In response, many retailers, manufacturers, and third-party logistics providers reconfigured their real estate footprints. Rather than concentrating operations solely in higher-cost coastal markets, users have been relocating activity to more affordable inland hubs as part of broader cost-containment strategies. These relocations coincide with a 16.3% increase in industrial absorption in 2025, as occupiers targeted locations that support efficient, multimodal distribution and access to skilled labor.
Cushman & Wakefield’s analysis highlights that tariff volatility and trade-policy shifts are encouraging occupiers to build more flexible logistics networks. Nearshoring is helping to accelerate activity along inland corridors, altering traditional port-centric supply chains. Occupiers are also prioritizing modern facilities that incorporate automation and artificial intelligence-enabled logistics over older, port-adjacent buildings that may lack the same operational capabilities.
This preference for newer product extends to investors. Rather than focusing narrowly on proximity to seaports, investors are weighing asset quality, infrastructure strength, and accessibility to large population bases. Inland hubs are gaining favor because of their strong rail and truck intermodal connectivity and the availability of sizable labor pools to support logistics operations.
The report outlines several risks and themes shaping the near-term outlook. The first mandatory joint review of the United States-Mexico-Canada Agreement is scheduled to begin this summer. Cushman & Wakefield notes that the United States is likely to emphasize reducing its trade deficit and may seek bilateral discussions, but warns that failed negotiations could result in higher tariffs and import costs for goods moving across both the northern and southern borders.

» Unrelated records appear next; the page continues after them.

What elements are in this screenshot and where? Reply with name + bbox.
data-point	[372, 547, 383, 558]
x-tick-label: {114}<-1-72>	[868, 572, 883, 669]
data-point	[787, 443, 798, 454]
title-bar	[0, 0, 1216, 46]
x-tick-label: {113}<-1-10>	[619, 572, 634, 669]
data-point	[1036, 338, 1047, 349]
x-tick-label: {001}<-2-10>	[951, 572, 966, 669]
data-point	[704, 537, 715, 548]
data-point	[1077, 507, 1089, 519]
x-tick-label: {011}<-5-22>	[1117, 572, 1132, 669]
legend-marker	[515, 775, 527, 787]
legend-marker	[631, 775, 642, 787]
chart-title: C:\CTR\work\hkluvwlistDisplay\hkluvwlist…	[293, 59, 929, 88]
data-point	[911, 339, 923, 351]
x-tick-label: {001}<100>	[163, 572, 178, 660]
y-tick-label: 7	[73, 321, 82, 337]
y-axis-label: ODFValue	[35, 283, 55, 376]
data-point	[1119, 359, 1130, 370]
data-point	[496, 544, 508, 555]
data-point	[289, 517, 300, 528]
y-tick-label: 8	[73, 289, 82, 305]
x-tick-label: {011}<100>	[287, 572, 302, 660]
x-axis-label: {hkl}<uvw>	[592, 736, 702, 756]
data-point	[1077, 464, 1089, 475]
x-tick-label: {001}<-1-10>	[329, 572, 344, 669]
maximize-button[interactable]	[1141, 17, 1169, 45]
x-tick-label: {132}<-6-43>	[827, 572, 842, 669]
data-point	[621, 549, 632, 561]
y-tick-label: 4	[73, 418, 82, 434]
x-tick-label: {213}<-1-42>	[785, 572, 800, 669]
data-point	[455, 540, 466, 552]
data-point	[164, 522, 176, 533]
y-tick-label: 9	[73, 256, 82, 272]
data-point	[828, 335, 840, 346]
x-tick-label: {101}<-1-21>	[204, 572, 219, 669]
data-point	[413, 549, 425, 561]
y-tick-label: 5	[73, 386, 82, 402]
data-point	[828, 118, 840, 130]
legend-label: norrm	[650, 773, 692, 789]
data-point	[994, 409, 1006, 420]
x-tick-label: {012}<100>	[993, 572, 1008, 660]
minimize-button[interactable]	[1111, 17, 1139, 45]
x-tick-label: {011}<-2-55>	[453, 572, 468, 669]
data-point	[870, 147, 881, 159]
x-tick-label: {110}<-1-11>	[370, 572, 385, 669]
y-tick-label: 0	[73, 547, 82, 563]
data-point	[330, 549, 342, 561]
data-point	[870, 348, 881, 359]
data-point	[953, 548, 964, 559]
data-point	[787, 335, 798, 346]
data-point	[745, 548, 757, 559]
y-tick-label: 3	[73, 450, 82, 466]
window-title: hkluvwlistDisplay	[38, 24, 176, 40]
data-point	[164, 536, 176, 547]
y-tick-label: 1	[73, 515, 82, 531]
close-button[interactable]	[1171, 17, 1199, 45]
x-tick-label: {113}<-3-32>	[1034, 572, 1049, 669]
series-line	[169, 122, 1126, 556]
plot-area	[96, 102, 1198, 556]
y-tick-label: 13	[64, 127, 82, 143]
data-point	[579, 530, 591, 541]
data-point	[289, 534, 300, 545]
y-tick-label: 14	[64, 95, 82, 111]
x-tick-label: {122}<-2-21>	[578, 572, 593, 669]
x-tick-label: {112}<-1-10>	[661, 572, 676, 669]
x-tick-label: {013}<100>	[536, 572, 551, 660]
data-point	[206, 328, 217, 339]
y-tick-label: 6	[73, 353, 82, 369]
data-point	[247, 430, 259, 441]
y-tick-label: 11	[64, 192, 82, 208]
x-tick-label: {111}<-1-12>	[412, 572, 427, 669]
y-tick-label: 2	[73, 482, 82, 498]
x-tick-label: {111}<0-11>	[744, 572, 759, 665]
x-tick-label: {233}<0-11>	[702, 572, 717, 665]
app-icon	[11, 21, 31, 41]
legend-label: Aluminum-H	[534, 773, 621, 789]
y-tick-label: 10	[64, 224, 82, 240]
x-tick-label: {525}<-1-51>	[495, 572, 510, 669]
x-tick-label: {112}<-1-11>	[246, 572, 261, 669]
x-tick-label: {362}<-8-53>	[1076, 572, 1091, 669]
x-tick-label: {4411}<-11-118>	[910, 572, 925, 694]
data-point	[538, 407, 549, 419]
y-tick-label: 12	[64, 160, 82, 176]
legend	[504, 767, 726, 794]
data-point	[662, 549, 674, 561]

Tariff uncertainty and elevated inventory positions are already influencing trade forecasts. The National Retail Federation expects U.S. port import volumes to soften in the first half of 2026, with full-year volumes projected to be flat relative to 2025 levels. At the same time, rising costs are expected to slow the pace of materials intake and construction deliveries, which could further encourage nearshoring and onshoring in sectors such as automotive, semiconductors, electric vehicles, and pharmaceuticals.
Cushman & Wakefield’s central conclusion is that while tariffs and policy volatility are pressuring ports and trade flows, diversified strategies can mitigate risk. Owners, investors, and occupiers that emphasize portfolio diversification, flexible logistics networks, and strategic inland positioning may be better able to distribute exposure while controlling operating costs in a fluid trade environment.